Efficient-Reasoner: Adaptive Compute Allocation via Reinforcement Learning
Overview
Efficient-Reasoner treats tool invocation as a learnable policy rather than a fixed pipeline component, training a language model to dynamically route between fast direct reasoning (System 1) and slow tool-augmented retrieval (System 2) via Group Relative Policy Optimization (GRPO). The core insight — inspired by Kahneman’s dual-process framework — is that most LLM agent systems invoke external tools unconditionally, but a significant fraction of queries can be answered from parametric memory alone.
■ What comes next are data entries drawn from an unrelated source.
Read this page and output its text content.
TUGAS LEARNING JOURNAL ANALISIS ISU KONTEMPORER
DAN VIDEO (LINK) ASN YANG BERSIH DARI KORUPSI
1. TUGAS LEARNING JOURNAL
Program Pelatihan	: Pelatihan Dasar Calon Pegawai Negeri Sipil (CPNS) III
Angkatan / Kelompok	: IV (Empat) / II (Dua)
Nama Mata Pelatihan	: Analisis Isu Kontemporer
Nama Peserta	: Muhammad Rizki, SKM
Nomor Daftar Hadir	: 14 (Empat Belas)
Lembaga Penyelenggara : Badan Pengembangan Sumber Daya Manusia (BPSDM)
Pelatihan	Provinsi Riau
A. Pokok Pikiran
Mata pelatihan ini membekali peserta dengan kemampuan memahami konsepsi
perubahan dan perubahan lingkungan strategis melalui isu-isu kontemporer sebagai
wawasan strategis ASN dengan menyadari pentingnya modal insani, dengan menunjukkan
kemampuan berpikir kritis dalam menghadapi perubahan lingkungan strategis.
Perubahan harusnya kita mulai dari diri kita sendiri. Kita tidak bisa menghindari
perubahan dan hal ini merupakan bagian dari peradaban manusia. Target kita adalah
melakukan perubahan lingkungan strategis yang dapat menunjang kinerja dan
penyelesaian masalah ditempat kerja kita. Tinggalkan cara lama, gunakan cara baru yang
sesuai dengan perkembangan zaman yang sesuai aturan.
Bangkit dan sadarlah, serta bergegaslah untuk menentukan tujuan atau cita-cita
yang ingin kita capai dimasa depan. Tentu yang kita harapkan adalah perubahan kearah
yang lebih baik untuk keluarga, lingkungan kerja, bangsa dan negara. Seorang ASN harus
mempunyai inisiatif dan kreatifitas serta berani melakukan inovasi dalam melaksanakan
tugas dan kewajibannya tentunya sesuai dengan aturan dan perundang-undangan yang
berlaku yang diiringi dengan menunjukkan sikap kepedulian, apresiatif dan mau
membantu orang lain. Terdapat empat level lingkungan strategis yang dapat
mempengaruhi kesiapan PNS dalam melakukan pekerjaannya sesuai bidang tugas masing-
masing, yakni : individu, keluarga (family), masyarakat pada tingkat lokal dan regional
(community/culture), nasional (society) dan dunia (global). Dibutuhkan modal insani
By designing a multi-component reward function that penalizes tool usage (−0.05 per call) while bonusing correct direct answers (+0.1), the GRPO-trained 3B-parameter model discovers a cost-benefit decision boundary purely from the reward signal, maintaining ~65% accuracy while reducing token generation by 40% and tool calls by 60% compared to always-search baselines. The system implements a complete two-phase pipeline (SFT cold start → GRPO optimization) with a sub-millisecond mock retrieval environment enabling >1,000 RL training steps/hour, Pareto frontier analysis for accuracy-vs-cost trade-off visualization, and 4-bit QLoRA training on consumer GPUs (8GB+ VRAM).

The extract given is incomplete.